But Dearie appeared unsatisfied with that position. He said if Trump's lawyers will not actually assert that the records have been declassified and the Justice Department instead makes an acceptable case that they remain classified, then "as far as I'm concerned, that's the end of it".
Trusty said the Trump team should not be forced at this point to disclose a possible defense based on the idea that the records had been declassified. He denied that the lawyers were trying to engage in "gamesmanship" but instead believed it was a process that required "baby steps".
But Dearie at one point observed: "I guess my view of it is, you can't have your cake and eat it" too.
Trump has maintained without evidence that all of the records were declassified; his lawyers have not echoed that claim, though they have repeatedly asserted that a President has absolute authority to declassify information, and they said in a separate filing Tuesday that the Justice Department had not proven that the records remained classified.
"As someone who has been President of the United States, he has unfettered access along with unfettered declassification authority," Trusty said Tuesday.
The resistance to the judge's request was notable because it was Trump's lawyers, not the Justice Department, who had requested the appointment of a special master and because the recalcitrance included an acknowledgment that the probe could be building toward an indictment.
In the letter, Trump's lawyers said the time for addressing that question would be if they pressed forward with demands for the Justice Department to return some of the property taken from Mar-a-Lago.
"Otherwise, the Special Master process will have forced the Plaintiff to fully and specifically disclose a defence to the merits of any subsequent indictment," they wrote.
The Trump team also asked the judge to consider pushing back all of the deadlines for his review. That work includes inspecting the roughly 11,000 documents, including about 100 marked as classified, that were taken during the FBI's search.

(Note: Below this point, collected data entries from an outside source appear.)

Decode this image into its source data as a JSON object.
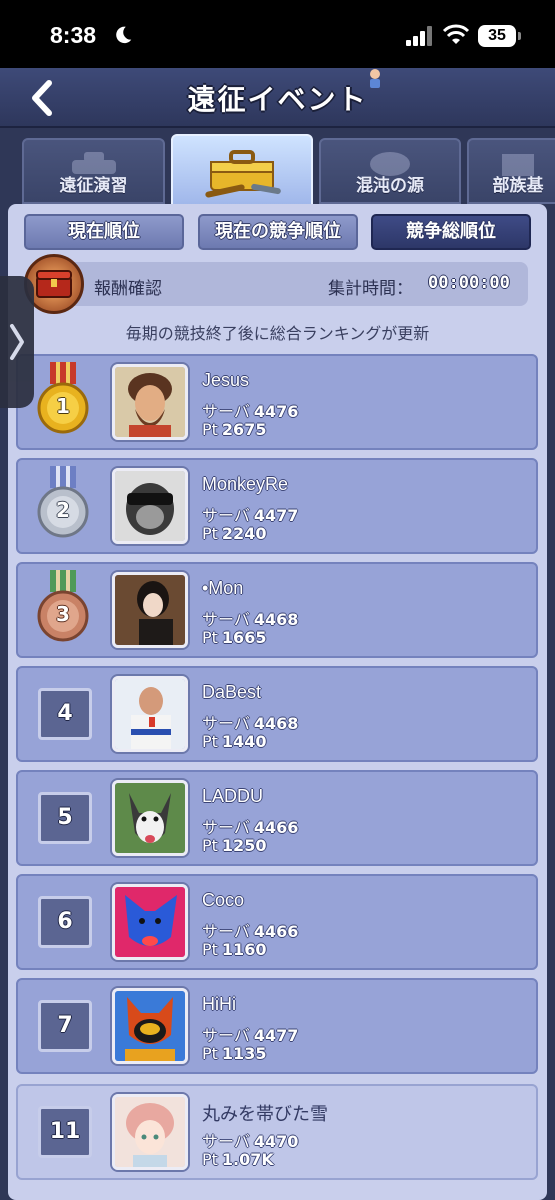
{
  "status": {
    "time": "8:38",
    "battery": "35"
  },
  "header": {
    "title": "遠征イベント"
  },
  "category_tabs": [
    {
      "label": "遠征演習",
      "active": false
    },
    {
      "label": "",
      "active": true
    },
    {
      "label": "混沌の源",
      "active": false
    },
    {
      "label": "部族基",
      "active": false
    }
  ],
  "subtabs": [
    {
      "label": "現在順位",
      "active": false
    },
    {
      "label": "現在の競争順位",
      "active": false
    },
    {
      "label": "競争総順位",
      "active": true
    }
  ],
  "reward": {
    "label": "報酬確認",
    "timer_label": "集計時間：",
    "timer_value": "00:00:00"
  },
  "notice": "毎期の競技終了後に総合ランキングが更新",
  "labels": {
    "server": "サーバ",
    "pt": "Pt"
  },
  "rankings": [
    {
      "rank": "1",
      "name": "Jesus",
      "server": "4476",
      "pt": "2675",
      "medal": "gold"
    },
    {
      "rank": "2",
      "name": "MonkeyRe",
      "server": "4477",
      "pt": "2240",
      "medal": "silver"
    },
    {
      "rank": "3",
      "name": "•Mon",
      "server": "4468",
      "pt": "1665",
      "medal": "bronze"
    },
    {
      "rank": "4",
      "name": "DaBest",
      "server": "4468",
      "pt": "1440"
    },
    {
      "rank": "5",
      "name": "LADDU",
      "server": "4466",
      "pt": "1250"
    },
    {
      "rank": "6",
      "name": "Coco",
      "server": "4466",
      "pt": "1160"
    },
    {
      "rank": "7",
      "name": "HiHi",
      "server": "4477",
      "pt": "1135"
    },
    {
      "rank": "11",
      "name": "丸みを帯びた雪",
      "server": "4470",
      "pt": "1.07K",
      "mine": true
    }
  ],
  "colors": {
    "gold": "#e8b21f",
    "silver": "#b9c0cc",
    "bronze": "#c98266",
    "panel": "#c9cfec",
    "row": "#97a3d7"
  }
}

US District Judge Aileen Cannon, a Trump appointee who granted the Trump team's request for a special master, had set a Nov. 30 deadline for Dearie's review and instructed him to prioritise his inspection of classified records. The Justice Department has asked a federal appeals court to halt Cannon's order requiring it to provide him with classified documents for his review. That appeal is pending.
Dearie, a Ronald Reagan appointee whose name is on the atrium of his Brooklyn courthouse, made clear during Tuesday's meeting that he intended to meet the deadlines, saying there was "little time" to complete the assigned tasks.
Julie Edelstein, a Justice Department lawyer, said she was hopeful that the department could get the documents digitised and provided to Trump's lawyers by early next week. She noted that the department had given the legal team a list of five vendors approved by the government for the purposes of scanning, hosting and otherwise processing the seized records.
After some haggling, Dearie instructed Trusty's lawyers to choose a vendor by Friday.
Earlier Tuesday, the Trump legal team urged the US Court of Appeals for the 11th Circuit to leave in place Cannon's order temporarily barring the Justice Department's use of the classified records for its criminal investigation while Dearie completes his review. The department has said that order has impeded its investigation into the presence of top-secret information at Mar-a-Lago.
Trump's lawyers called those concerns overblown, saying investigators could still do other work on the probe even without scrutinising the seized records.
"Ultimately, any brief delay to the criminal investigation will not irreparably harm the Government," Trump's lawyers wrote.
"The injunction does not preclude the Government from conducting a criminal investigation, it merely delays the investigation for a short period while a neutral third party reviews the documents in question."